Há alguns anos, a professora Maria Luiza Maciel defendeu uma tese de doutorado (Educação, UFPE) cujo conteúdo não posso deixar de comentar para um público maior do que aquele que frequenta… defesas de tese! O tema da tese versava sobre a relação entre os sistemas de avaliação de desempenho escolar na rede municipal de Recife, o adoecimento dos professores (conhecido como Síndrome de Burnout) e os resultados alcançados pelo IDEB (Índice de Desenvolvimento da Educação Básica) e aponta para algo que alguns poderiam chamar de “irracionalidade sistêmica”, outros de “efeitos perversos”, outros simplesmente de “contrassenso”. Explico.
A chamada Síndrome de Burnout, cujo estudo foi desenvolvido por professores americanos, aponta para o adoecimento físico e psicológico, no caso, dos professores: uma profissão que, ao lado da dos médicos e policiais, produz níveis altíssimos de estresse, de desinteresse profissional, baixa estima, pouca realização, depressão crônica, absenteísmo e, o que mais me chamou a atenção, o fenômeno chamado de “presentismo”: professores que comparecem a sua sala de aula apenas, digamos, em corpo, porque o “espírito” já desencarnou há muito tempo! Profissionais que continuam na profissão pela simples impossibilidade, real ou imaginária, de mudar de ramo. Os resultados escolares das crianças sofrem diretamente os efeitos desta “Síndrome”. Luiza relaciona tais fracassos, humanos e escolares, com as atuais condições de trabalho impostas pelas exigências de produtividade, competitividade, individualismo, empreendedorismo… e todas estas etiquetas que, em geral, nós associamos às condições de trabalho no pós-liberalismo (isto que chamamos de neoliberalismo não é um “novo” liberalismo, liberalismo repaginado ou radicalizado: é outra coisa!).

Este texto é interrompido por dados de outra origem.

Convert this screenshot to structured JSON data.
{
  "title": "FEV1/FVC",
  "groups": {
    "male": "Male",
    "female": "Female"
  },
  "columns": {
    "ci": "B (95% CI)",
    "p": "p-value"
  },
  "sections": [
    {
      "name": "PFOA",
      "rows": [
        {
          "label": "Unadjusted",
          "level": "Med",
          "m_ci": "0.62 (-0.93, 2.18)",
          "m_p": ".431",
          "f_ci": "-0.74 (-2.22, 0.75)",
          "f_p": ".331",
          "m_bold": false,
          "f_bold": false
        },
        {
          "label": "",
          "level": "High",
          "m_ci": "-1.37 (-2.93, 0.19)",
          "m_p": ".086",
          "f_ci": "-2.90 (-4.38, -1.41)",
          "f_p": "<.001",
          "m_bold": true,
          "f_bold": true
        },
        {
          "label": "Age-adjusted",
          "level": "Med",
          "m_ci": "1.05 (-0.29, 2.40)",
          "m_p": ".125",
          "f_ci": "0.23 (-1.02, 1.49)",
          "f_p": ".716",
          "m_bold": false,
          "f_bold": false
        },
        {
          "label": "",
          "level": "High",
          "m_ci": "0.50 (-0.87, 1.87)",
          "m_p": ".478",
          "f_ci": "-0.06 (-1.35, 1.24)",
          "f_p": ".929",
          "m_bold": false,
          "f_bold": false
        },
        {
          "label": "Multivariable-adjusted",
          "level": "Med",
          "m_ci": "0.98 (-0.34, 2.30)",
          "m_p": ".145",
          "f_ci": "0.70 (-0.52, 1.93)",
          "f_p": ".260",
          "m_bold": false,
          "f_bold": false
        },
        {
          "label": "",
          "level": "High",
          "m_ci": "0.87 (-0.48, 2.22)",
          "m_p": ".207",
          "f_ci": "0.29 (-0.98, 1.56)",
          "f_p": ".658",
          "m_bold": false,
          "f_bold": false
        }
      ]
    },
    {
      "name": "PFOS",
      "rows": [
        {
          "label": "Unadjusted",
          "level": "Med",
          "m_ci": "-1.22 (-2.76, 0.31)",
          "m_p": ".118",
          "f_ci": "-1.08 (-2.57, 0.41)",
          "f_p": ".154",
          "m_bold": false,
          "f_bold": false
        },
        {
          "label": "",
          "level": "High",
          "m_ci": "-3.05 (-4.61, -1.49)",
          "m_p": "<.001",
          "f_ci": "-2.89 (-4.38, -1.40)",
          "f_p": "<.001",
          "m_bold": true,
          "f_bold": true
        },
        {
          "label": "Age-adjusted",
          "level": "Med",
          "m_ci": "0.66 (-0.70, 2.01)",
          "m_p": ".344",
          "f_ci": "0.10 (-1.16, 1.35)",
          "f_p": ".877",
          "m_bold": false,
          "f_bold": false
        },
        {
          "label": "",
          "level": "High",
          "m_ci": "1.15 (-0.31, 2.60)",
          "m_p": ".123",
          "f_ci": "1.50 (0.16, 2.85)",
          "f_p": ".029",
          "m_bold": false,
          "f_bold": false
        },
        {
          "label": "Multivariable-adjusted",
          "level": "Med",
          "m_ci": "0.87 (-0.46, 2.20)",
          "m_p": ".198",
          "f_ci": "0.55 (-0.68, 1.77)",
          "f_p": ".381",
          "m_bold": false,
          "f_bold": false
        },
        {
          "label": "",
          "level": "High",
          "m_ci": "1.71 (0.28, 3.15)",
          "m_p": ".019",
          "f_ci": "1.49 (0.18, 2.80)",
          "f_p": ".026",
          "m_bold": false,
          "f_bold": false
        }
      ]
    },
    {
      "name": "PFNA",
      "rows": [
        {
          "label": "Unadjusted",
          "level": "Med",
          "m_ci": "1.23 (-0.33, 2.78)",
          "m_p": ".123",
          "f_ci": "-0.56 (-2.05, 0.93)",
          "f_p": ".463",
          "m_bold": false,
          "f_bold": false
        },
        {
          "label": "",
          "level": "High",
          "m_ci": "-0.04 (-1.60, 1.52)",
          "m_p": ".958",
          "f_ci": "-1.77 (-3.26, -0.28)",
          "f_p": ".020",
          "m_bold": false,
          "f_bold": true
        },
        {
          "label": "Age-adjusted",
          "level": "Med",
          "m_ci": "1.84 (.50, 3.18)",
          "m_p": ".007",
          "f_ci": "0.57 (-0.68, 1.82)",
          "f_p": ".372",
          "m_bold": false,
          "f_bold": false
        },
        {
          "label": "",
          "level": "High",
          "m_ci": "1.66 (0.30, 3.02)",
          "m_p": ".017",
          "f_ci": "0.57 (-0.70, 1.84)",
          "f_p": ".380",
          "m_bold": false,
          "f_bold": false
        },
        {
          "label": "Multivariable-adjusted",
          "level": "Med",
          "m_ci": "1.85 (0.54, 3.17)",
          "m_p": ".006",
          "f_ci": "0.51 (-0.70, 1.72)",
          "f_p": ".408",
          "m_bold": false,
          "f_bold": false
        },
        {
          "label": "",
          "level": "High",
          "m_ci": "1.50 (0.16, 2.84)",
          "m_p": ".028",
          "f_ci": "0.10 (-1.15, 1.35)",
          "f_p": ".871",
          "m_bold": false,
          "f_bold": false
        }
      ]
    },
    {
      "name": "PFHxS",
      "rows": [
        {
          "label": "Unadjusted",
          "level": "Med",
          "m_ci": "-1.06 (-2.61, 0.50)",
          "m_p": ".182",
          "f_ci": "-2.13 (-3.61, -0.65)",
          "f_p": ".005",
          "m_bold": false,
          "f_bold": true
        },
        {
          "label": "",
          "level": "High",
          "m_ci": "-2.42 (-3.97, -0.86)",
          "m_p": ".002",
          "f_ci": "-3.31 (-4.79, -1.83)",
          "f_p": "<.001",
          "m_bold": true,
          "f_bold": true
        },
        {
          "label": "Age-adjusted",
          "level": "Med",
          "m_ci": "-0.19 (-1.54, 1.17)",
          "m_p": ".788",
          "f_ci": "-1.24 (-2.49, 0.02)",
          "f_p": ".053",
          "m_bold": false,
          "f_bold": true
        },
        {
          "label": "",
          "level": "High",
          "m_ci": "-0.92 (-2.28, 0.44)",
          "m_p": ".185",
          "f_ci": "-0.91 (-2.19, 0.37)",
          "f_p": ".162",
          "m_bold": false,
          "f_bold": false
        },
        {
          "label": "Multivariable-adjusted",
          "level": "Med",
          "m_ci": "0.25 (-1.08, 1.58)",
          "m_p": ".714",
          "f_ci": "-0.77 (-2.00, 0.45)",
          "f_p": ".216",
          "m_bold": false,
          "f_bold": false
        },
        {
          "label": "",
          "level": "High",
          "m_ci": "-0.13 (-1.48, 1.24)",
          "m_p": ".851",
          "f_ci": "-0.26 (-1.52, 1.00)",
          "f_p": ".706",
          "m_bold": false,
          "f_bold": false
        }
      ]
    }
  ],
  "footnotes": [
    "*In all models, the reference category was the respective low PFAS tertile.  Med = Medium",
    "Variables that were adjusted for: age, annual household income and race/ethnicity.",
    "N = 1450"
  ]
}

Em 1998, o presidente da France Telecom, empresa francesa de telecomunicações, foi chamado à Assembleia Nacional para prestar esclarecimentos sobre o número absurdo de suicídios cometidos pelos seus funcionários dentro e fora da empresa, funcionários agora submetidos a padrões de avaliação baseados em metas, monitoramentos, punições, bonificações, resultados e… (repito) todas essas etiquetas que, em geral, nós podemos associar ao projeto mais geral de tornar o homem uma entidade supérflua! O tal presidente simplesmente alegou – não sei se cínica ou convictamente – que tais suicidas não estavam preparados para as novas exigências do mercado globalizado. Azar o deles!
Penso que o trabalho da Professora Luiza, entre outras qualidades, aponta para um paradoxo. Por volta de 1927, o físico Werner Heisenberg anunciou seu célebre Princípio de Incerteza (que provocou a fúria de Einstein!) que dizia que, para localizar uma partícula subatômica em sua órbita em torno do núcleo, era necessário lançar um feixe de fóton em sua direção. No entanto, o próprio feixe terminava por desviar ou modificar a trajetória (efeito Compton), o que era algo inconcebível para a física clássica: a impossibilidade de prever os resultados de um fenômeno, mesmo detendo ampla consciência de suas causas. A própria metodologia podia alterar o resultado!
A tese de Luiza aponta para algo semelhante: a pressão exercida pela gestão para que os “resultados do IDEB apareçam” provoca um tão elevado nível de estresse entre os professores que termina por refletir diretamente na qualidade do que eles fazem e, por consequência, no desempenho dos alunos. Eu chamaria isto de “efeito iatrogênico”: é o remédio que mata o paciente!
Gostaria imensamente de saber o que nossos dirigentes educacionais têm a dizer sobre o assunto.